Jens Doerpmund
Hitachi Vantara
Vice President, Software Architecture
Biography
Jens Doerpmund is responsible for architectural governance and the strategical technical direction of Lumada software products at Hitachi Vantara, which include advanced data and metadata management solutions as well as storage solutions across disparate data sources and environments (on-premises and cloud) with a focus on distributed query processing and ML/AI workloads. Before joining Hitachi Vantara, Jens was Chief Architect at SAP Labs where he was focusing on topics such as the integration of machine learning and big data solutions with SAP’s enterprise software. Other roles during his 11 years at SAP include Chief Architect in the SAP NetWeaver / Business Warehouse Implementation Group, Solution Management for the BusinessObjects organization, Product Manager for the development of a knowledge graph-based analytics solution. Jens has three patents in the area of graph analytics and provided numerous ML trainings to SAP employees all over the world. Prior to SAP, Jens spent 10 years at Hewlett-Packard Consulting, where he was leading a data warehousing consulting team. Jens studied computer science in Germany and the UK. He holds a Master’s degree in Computer Science with a focus on Artificial Intelligence from the University of Manchester, UK., where he also worked as a postgraduate researcher and AI instructor.
Talks and Events
Actionable, Facet-based, Property Graphs
In general, property graphs are very flexible since we can associate any number of properties with nodes and edges. To add more structure, nodes and/or edges are often typed (via a label). In that case, a labeled node (or edge) of a particular type is expected to have specific properties. This works fine if node types are well defined and remain relatively stable.
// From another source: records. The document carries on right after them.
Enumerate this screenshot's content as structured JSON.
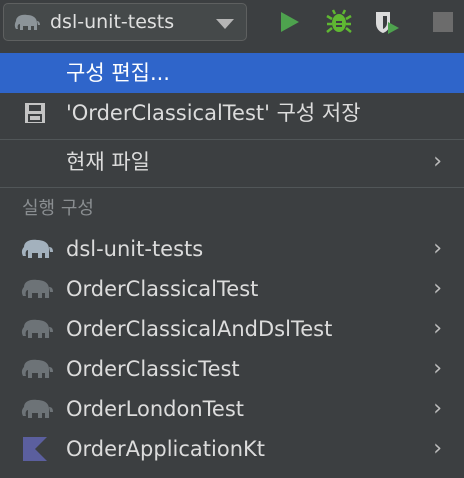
{
  "toolbar": {
    "config_name": "dsl-unit-tests",
    "run_icon": "run-icon",
    "debug_icon": "debug-bug-icon",
    "coverage_icon": "run-with-coverage-icon",
    "stop_icon": "stop-icon",
    "colors": {
      "run": "#4ea24e",
      "debug": "#5fb832",
      "stop": "#6c6c6c"
    }
  },
  "menu": {
    "edit_configs": "구성 편집...",
    "save_config": "'OrderClassicalTest' 구성 저장",
    "current_file": "현재 파일",
    "section_title": "실행 구성",
    "selected_color": "#2f65ca",
    "configs": [
      {
        "label": "dsl-unit-tests",
        "icon": "elephant-icon",
        "bright": true
      },
      {
        "label": "OrderClassicalTest",
        "icon": "elephant-icon",
        "bright": false
      },
      {
        "label": "OrderClassicalAndDslTest",
        "icon": "elephant-icon",
        "bright": false
      },
      {
        "label": "OrderClassicTest",
        "icon": "elephant-icon",
        "bright": false
      },
      {
        "label": "OrderLondonTest",
        "icon": "elephant-icon",
        "bright": false
      },
      {
        "label": "OrderApplicationKt",
        "icon": "kotlin-icon",
        "bright": true
      }
    ]
  }
}
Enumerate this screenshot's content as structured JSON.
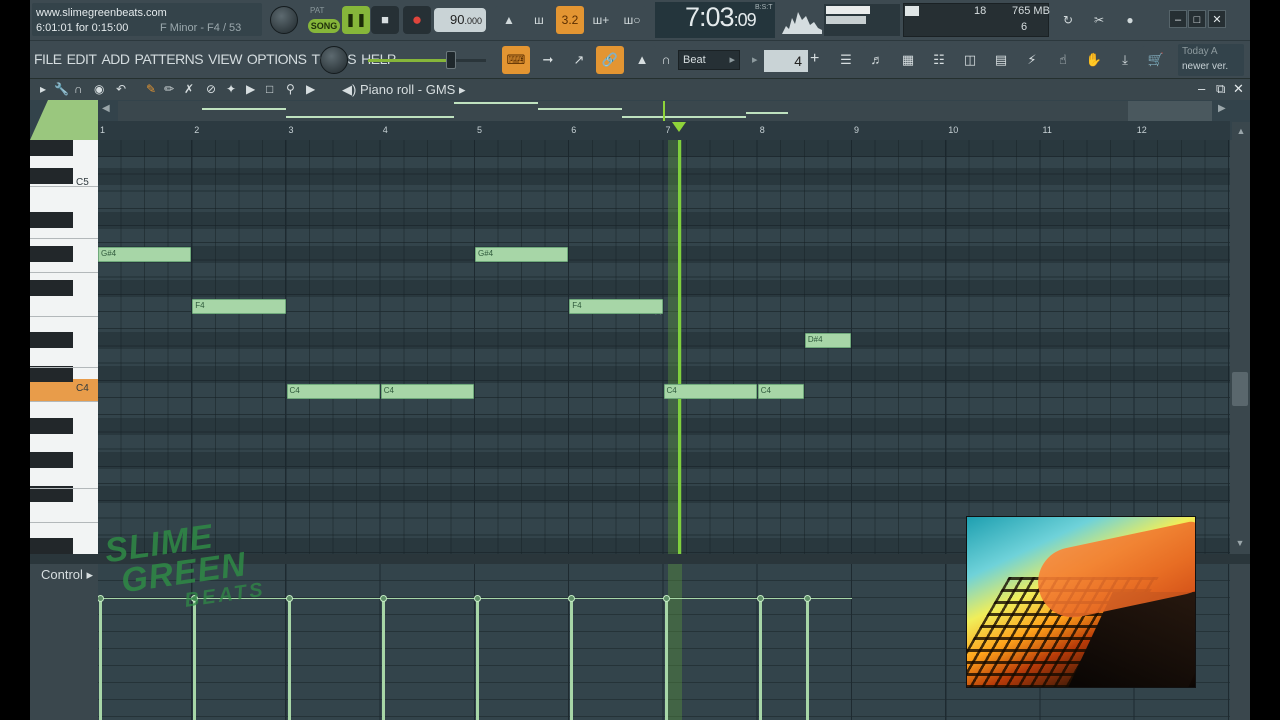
{
  "hint_panel": {
    "url": "www.slimegreenbeats.com",
    "time": "6:01:01 for 0:15:00",
    "key": "F Minor - F4 / 53"
  },
  "transport": {
    "pattern_label": "PAT",
    "song_label": "SONG",
    "pause_icon": "pause-icon",
    "stop_icon": "stop-icon",
    "record_icon": "record-icon",
    "tempo_whole": "90",
    "tempo_fraction": ".000",
    "metronome_icon": "metronome-icon",
    "countdown_label": "3.2"
  },
  "time_display": {
    "main": "7:03",
    "sub": ":09",
    "mode": "B:S:T"
  },
  "monitor": {
    "cpu": "18",
    "memory": "765 MB",
    "polyphony": "6"
  },
  "window": {
    "minimize": "–",
    "maximize": "□",
    "close": "✕"
  },
  "menu": [
    "FILE",
    "EDIT",
    "ADD",
    "PATTERNS",
    "VIEW",
    "OPTIONS",
    "TOOLS",
    "HELP"
  ],
  "snap": {
    "value": "Beat"
  },
  "step": {
    "value": "4"
  },
  "news": {
    "line1": "Today  A",
    "line2": "newer ver."
  },
  "piano_roll": {
    "title": "Piano roll - GMS",
    "arrow": "▸",
    "minimize": "–",
    "maximize": "⧉",
    "close": "✕"
  },
  "ruler": [
    "1",
    "2",
    "3",
    "4",
    "5",
    "6",
    "7",
    "8",
    "9",
    "10",
    "11",
    "12"
  ],
  "keyboard_labels": {
    "c5": "C5",
    "c4": "C4"
  },
  "notes": [
    {
      "label": "G#4",
      "start": 1,
      "length": 1
    },
    {
      "label": "F4",
      "start": 2,
      "length": 1
    },
    {
      "label": "C4",
      "start": 3,
      "length": 1
    },
    {
      "label": "C4",
      "start": 4,
      "length": 1
    },
    {
      "label": "G#4",
      "start": 5,
      "length": 1
    },
    {
      "label": "F4",
      "start": 6,
      "length": 1
    },
    {
      "label": "C4",
      "start": 7,
      "length": 1
    },
    {
      "label": "C4",
      "start": 8,
      "length": 0.5
    },
    {
      "label": "D#4",
      "start": 8.5,
      "length": 0.5
    }
  ],
  "control": {
    "label": "Control"
  },
  "watermark": {
    "line1": "SLIME",
    "line2": "GREEN",
    "line3": "BEATS"
  },
  "colors": {
    "accent_green": "#86b63a",
    "accent_orange": "#e39532",
    "note_fill": "#a7d6a7",
    "background": "#33434b"
  }
}
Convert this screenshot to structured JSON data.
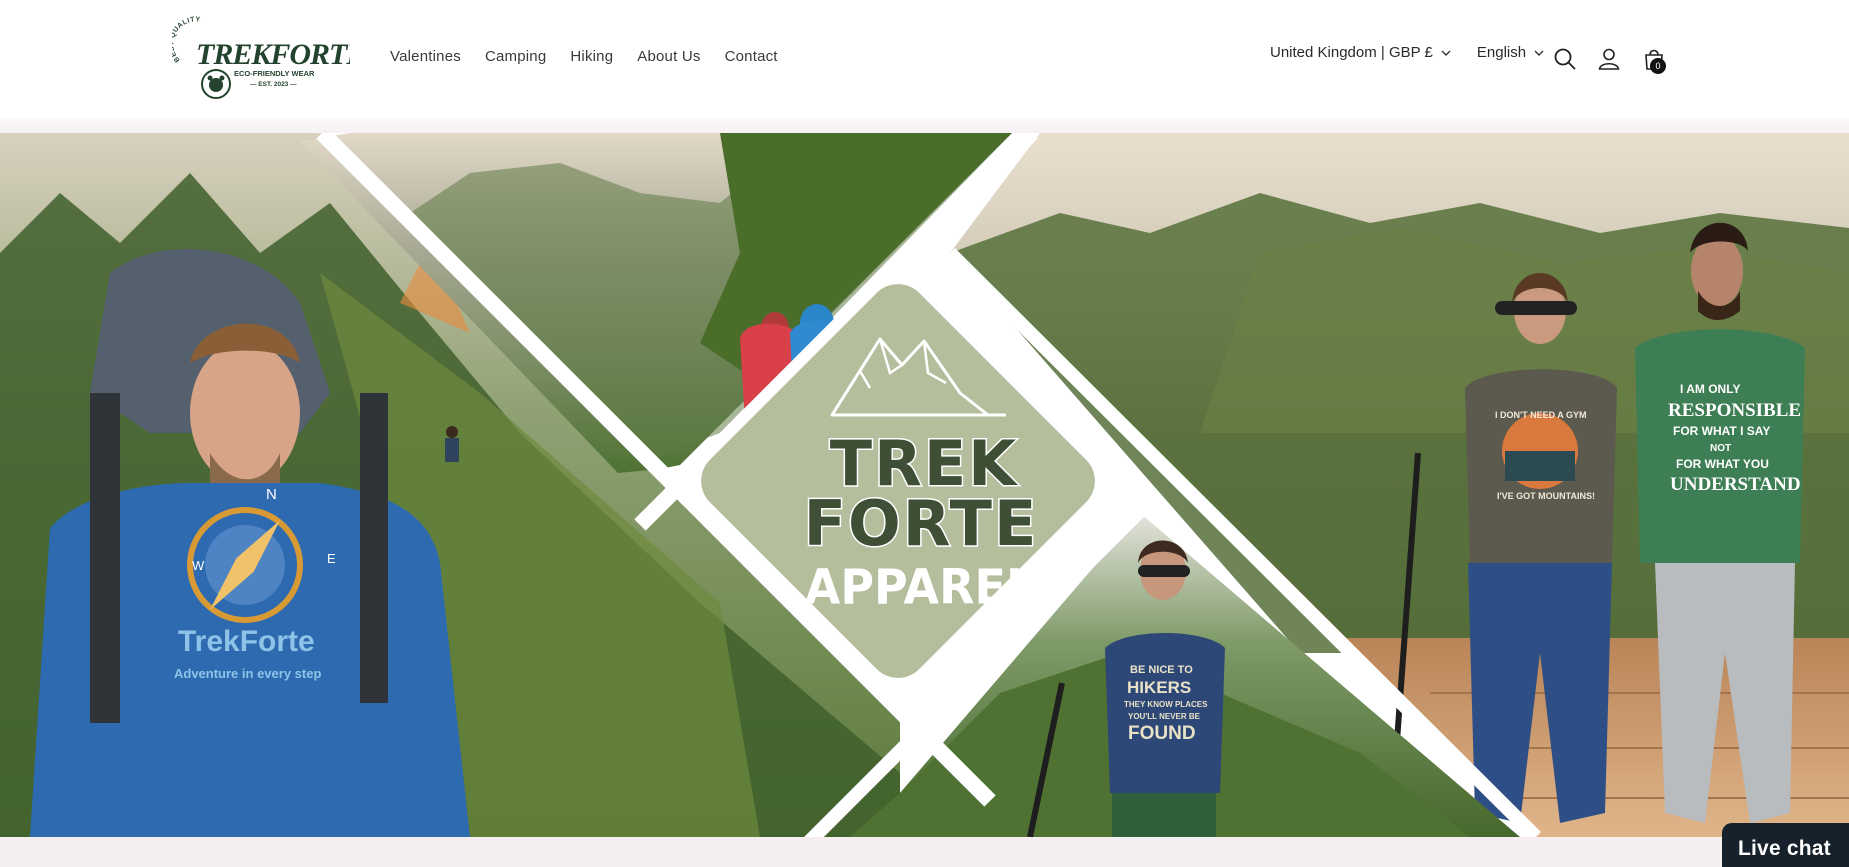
{
  "brand": {
    "arc_text": "BEST QUALITY",
    "name": "TREKFORTE",
    "tagline": "ECO-FRIENDLY WEAR",
    "established": "— EST. 2023 —"
  },
  "nav": {
    "items": [
      "Valentines",
      "Camping",
      "Hiking",
      "About Us",
      "Contact"
    ]
  },
  "header_utils": {
    "country_currency": "United Kingdom | GBP £",
    "language": "English",
    "cart_count": "0",
    "icons": [
      "search-icon",
      "account-icon",
      "cart-icon",
      "chevron-down-icon"
    ]
  },
  "hero": {
    "logo_line1": "TREK",
    "logo_line2": "FORTE",
    "logo_line3": "APPAREL",
    "left_shirt": {
      "brand": "TrekForte",
      "slogan": "Adventure in every step",
      "compass_n": "N",
      "compass_w": "W",
      "compass_e": "E"
    },
    "center_shirt": {
      "line1": "BE NICE TO",
      "line2": "HIKERS",
      "line3": "THEY KNOW PLACES",
      "line4": "YOU'LL NEVER BE",
      "line5": "FOUND"
    },
    "right_shirt_1": {
      "top": "I DON'T NEED A GYM",
      "bottom": "I'VE GOT MOUNTAINS!"
    },
    "right_shirt_2": {
      "line1": "I AM ONLY",
      "line2": "RESPONSIBLE",
      "line3": "FOR WHAT I SAY",
      "line4": "NOT",
      "line5": "FOR WHAT YOU",
      "line6": "UNDERSTAND"
    },
    "colors": {
      "sage": "#b4bd9c",
      "dark_green": "#3e4f36",
      "forest": "#4c6b33",
      "sky": "#dcd6c4",
      "deck": "#c6966a",
      "shirt_blue": "#2e6ab0"
    }
  },
  "live_chat": {
    "label": "Live chat"
  }
}
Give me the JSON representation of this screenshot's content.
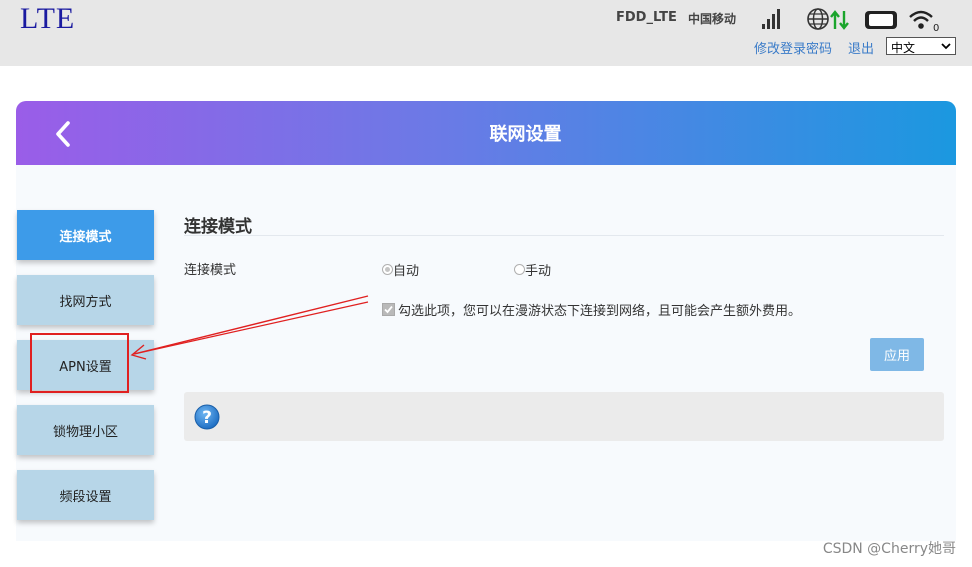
{
  "header": {
    "logo": "LTE",
    "network_type": "FDD_LTE",
    "carrier": "中国移动",
    "change_password": "修改登录密码",
    "logout": "退出",
    "language": "中文"
  },
  "status_icons": [
    "signal-icon",
    "globe-icon",
    "data-arrows-icon",
    "battery-icon",
    "wifi-icon"
  ],
  "panel": {
    "title": "联网设置",
    "back_icon": "chevron-left-icon"
  },
  "sidebar": {
    "items": [
      {
        "label": "连接模式",
        "active": true
      },
      {
        "label": "找网方式",
        "active": false
      },
      {
        "label": "APN设置",
        "active": false
      },
      {
        "label": "锁物理小区",
        "active": false
      },
      {
        "label": "频段设置",
        "active": false
      }
    ]
  },
  "content": {
    "section_title": "连接模式",
    "field_label": "连接模式",
    "options": [
      {
        "label": "自动",
        "checked": true
      },
      {
        "label": "手动",
        "checked": false
      }
    ],
    "roaming_checkbox": "勾选此项，您可以在漫游状态下连接到网络，且可能会产生额外费用。",
    "roaming_checked": true,
    "apply_label": "应用",
    "help_icon": "question-mark-icon"
  },
  "watermark": "CSDN @Cherry她哥",
  "colors": {
    "header_gradient_start": "#9a5de8",
    "header_gradient_end": "#1b98e0",
    "menu_active": "#3d9be9",
    "menu_inactive": "#b7d6e8",
    "annotation": "#e02020",
    "link": "#3a7bc8"
  }
}
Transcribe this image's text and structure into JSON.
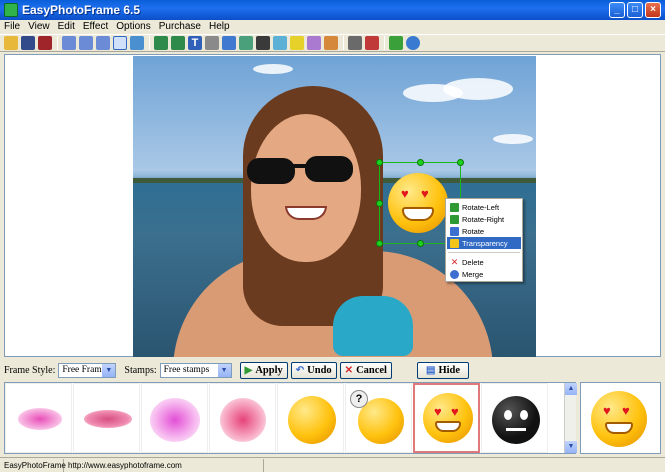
{
  "window": {
    "title": "EasyPhotoFrame 6.5"
  },
  "menu": [
    "File",
    "View",
    "Edit",
    "Effect",
    "Options",
    "Purchase",
    "Help"
  ],
  "toolbar": {
    "icons": [
      "open-folder-icon",
      "save-icon",
      "save-as-icon",
      "zoom-icon",
      "zoom-in-icon",
      "zoom-out-icon",
      "select-icon",
      "fit-icon",
      "crop-icon",
      "resize-icon",
      "text-icon",
      "frame-icon",
      "rotate-icon",
      "flip-icon",
      "brightness-icon",
      "color-icon",
      "red-eye-icon",
      "levels-icon",
      "histogram-icon",
      "print-icon",
      "print-preview-icon",
      "undo-icon",
      "web-icon"
    ]
  },
  "context_menu": {
    "items": [
      {
        "label": "Rotate-Left",
        "color": "#2f9a33"
      },
      {
        "label": "Rotate-Right",
        "color": "#2f9a33"
      },
      {
        "label": "Rotate",
        "color": "#3d6fd0"
      },
      {
        "label": "Transparency",
        "color": "#f0c419",
        "active": true
      },
      {
        "label": "Delete",
        "color": "#d22a2a"
      },
      {
        "label": "Merge",
        "color": "#3d6fd0"
      }
    ]
  },
  "controls": {
    "frame_style_label": "Frame Style:",
    "frame_style_value": "Free Frames",
    "stamps_label": "Stamps:",
    "stamps_value": "Free stamps",
    "apply_label": "Apply",
    "undo_label": "Undo",
    "cancel_label": "Cancel",
    "hide_label": "Hide"
  },
  "status": {
    "app": "EasyPhotoFrame",
    "url": "http://www.easyphotoframe.com"
  },
  "colors": {
    "accent": "#316ac5",
    "selection": "#1ed11e"
  }
}
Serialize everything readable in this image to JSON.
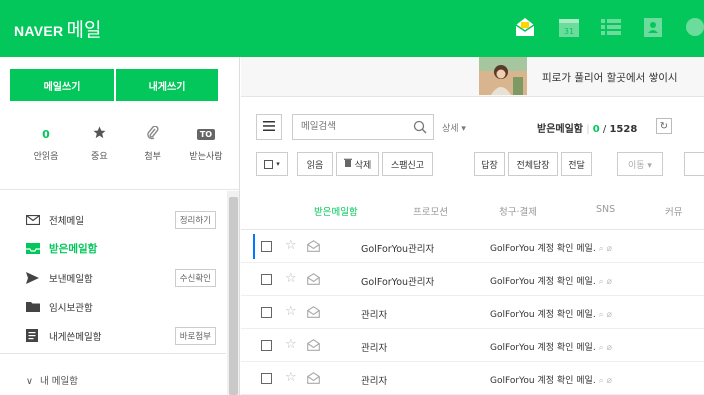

But what if we want to define relationships between any kind of nodes (existing or future node types)? For instance, in a metadata graph, we may be interested in the data lineage between various node types (“entities”), but in reality it doesn’t matter whether the node type is a dataset, the input to (or output of) a machine learning model, a physical device or digital twin that provides real-time data, etc. To model data lineage, all nodes need to include a group of properties that we would refer to as a database schema, but the actual type of those nodes is irrelevant. In general, how nodes can be related to other nodes, or how any service can observe or interact with nodes in a graph merely depends on the shared groups of properties which are often referred to a aspects or facets. In our presentation, we provide numerous examples of the various benefits that graph models which are based on facets provide. In particular, we will focus on actionable property graphs that can be utilized for self-governing data management and various aspects of optimizations via a pattern that is very popular in game programming, namely Entity Component Systems (ECS). Instead of defining nodes of a particular type, nodes are merely modeled as UIDs and sets of facets (aspects, components) that are standardized and can be added dynamically. For a metadata graph, this could include the logical model (via schema and ontology facets), physical aspects (facets for data formats and locations), statistics and usage, governance (e.g. facets state details about the inclusion of personal identifiable information). In order to make a graph actionable, external processes (so-called systems) operate on (arbitrary nodes) that happen to include certain facets. One system would operate on nodes that contain a schema facet and ensure that data lineage is maintained and provides an impact analysis if changes are necessary. Another system continually monitors access restrictions for nodes that represent datasets and contain a facet that specifies personally identifiable information.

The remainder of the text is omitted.